Dick Brackett is Special Projects Manager for World Christian Broadcasting. His career has included producing audio-visual materials for a major United States corporation. For 7 years he was Bozo the Clown on local television. His hobbies include hunting, golf, softball, travel, and spending time with his wife, his children, and his three grandchildren.
My good friend Ray Jackson once worked for the Nashville Bridge Company, which built not only bridges, but barges and towboats as well. During a recent visit in my home, he told me of a unique practice used by his boss Harry Dyer to check the quality of their work. Bear in mind that these towboats must be capable of moving as many as 20 barges at a time, both upstream and down river. I grew up in Cincinnati, Ohio, right on the Ohio River, where I could watch these massive strings of barges moving up and down the river every day. In elementary school, every student learned to identify each towboat by the distinctive sound of its whistle.
Each towboat was outfitted with three huge engines, capable of delivering 10,000 horsepower, to turn the massive propellers that drove the boat through the water. From our vantage point on the river bank, we kids could hear the deep thrumming of the mighty engines under full power, going upstream. So, with this background, I could fully appreciate the significance of what Ray Jackson told me about how Harry Dyer checked the quality of the construction of these powerful little boats.

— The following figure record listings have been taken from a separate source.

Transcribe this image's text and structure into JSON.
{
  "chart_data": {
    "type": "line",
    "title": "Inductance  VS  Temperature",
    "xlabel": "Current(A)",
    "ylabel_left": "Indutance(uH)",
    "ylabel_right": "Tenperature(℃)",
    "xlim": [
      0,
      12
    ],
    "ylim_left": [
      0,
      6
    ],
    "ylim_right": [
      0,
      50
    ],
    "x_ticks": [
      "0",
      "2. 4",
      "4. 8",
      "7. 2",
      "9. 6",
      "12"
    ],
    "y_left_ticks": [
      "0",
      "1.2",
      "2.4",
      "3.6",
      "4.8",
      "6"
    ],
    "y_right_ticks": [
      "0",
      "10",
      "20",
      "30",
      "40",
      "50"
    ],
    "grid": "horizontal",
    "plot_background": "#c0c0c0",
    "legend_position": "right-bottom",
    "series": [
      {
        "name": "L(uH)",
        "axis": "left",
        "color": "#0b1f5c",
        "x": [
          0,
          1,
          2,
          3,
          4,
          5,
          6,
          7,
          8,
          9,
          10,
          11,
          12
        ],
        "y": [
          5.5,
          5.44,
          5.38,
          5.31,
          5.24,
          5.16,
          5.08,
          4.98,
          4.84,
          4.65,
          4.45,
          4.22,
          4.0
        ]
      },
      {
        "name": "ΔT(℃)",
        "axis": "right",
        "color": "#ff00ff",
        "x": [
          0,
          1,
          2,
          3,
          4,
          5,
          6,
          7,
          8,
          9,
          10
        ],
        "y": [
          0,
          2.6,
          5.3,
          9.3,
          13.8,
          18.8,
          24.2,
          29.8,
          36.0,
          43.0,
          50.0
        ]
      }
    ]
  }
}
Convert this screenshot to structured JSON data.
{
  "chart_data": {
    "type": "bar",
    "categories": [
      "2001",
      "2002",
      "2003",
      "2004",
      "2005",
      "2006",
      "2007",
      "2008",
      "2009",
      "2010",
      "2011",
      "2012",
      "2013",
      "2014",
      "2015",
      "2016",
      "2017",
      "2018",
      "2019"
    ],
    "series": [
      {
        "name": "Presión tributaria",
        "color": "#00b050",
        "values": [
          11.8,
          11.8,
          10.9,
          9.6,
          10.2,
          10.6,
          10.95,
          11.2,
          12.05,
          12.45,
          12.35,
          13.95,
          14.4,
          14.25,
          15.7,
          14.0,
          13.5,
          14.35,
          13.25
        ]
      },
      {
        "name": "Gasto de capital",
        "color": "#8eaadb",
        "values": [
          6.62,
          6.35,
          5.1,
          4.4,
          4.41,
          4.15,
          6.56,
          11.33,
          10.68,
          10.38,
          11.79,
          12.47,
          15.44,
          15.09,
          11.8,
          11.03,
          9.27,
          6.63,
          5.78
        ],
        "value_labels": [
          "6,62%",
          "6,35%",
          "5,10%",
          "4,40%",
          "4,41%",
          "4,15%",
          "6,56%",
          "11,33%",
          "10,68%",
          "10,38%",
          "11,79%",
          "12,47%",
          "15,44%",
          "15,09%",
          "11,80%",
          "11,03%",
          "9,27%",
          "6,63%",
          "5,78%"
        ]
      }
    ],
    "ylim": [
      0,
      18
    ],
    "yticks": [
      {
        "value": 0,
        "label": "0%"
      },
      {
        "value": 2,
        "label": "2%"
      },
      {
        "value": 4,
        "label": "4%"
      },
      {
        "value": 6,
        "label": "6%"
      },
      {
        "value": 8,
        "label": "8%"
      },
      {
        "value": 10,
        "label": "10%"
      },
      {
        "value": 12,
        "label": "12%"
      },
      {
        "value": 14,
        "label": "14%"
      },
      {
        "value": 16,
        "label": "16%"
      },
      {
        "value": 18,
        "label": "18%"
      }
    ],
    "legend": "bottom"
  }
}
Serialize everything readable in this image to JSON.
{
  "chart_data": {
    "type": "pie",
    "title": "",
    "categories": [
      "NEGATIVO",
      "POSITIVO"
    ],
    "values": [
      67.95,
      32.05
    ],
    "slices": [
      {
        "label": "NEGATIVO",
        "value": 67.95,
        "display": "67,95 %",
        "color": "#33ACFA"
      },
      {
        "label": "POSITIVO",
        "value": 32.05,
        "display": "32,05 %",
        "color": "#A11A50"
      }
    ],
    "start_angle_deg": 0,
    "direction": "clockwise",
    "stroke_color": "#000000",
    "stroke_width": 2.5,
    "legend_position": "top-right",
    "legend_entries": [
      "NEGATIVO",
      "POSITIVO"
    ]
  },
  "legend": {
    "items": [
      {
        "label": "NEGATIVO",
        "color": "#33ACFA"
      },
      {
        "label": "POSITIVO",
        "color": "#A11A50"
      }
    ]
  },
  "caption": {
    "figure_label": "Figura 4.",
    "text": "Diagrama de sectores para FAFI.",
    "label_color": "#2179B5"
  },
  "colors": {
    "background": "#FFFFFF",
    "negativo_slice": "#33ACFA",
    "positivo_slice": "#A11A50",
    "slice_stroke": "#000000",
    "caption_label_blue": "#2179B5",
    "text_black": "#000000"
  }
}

Before delivering a finished towboat to the company that bought it, Harry Dyer would assemble the entire construction crew; the engineers, the draftsmen, the welders, the bookkeepers and accountants, everybody, to come aboard the boat. Once everyone was gathered, Harry would order the engines started and brought up to a certain rate of speed. Then he would take out a new nickel and balance it on its edge near the outside rim of the deck. If the nickel stood on its edge, with the mighty engines running, Harry would pronounce the boat worthy of his high quality standards, and ready to be delivered. He would then place the nickel in a little velvet bag, and present it to the new owner as a keepsake and a reminder of the high standards under which the boat was built. Then they would all hold a little party to celebrate the completion of a high quality piece of work. If the nickel fell over during the demonstration, Harry would reject the entire project and order corrections that would reduce the vibrations to an acceptable level. Not until the nickel could stand on its edge would the boat be delivered.
Listener Friend, wouldn’t you like to know that everything you bought or every deal you made was held to these high standards? I certainly would! And I would also like to know that everyone I dealt with had confidence that my work could meet these high standards. As a Christian, I believe that God directs me to hold myself to standards like this, and expects me to see to it that all of my deals are honest and straightforward.
In the Bible, in the book of Second Corinthians, chapter eight, verse 21, we are told that we should be “providing for honest things, not only in the sight of the Lord, but also in the sight of men.” And in Second Corinthians, chapter 13, verse seven, we are told by the Apostle Paul, “Now I pray to God that you do no evil, not that we should appear approved, but that you should do that which is honest.” And in the book of Hebrews, chapter 13, verse 18, Paul asks his readers, including us, to, “Pray for us, for we trust that we have a good conscience, in all things willing to live honestly.”
The world would be a much better place, if we could all hold ourselves to the high standards of quality and honesty exemplified by such men as the Apostle Paul and Harry Dyer.
Nothing we do is good enough until we can stand the nickel on edge and make it balance.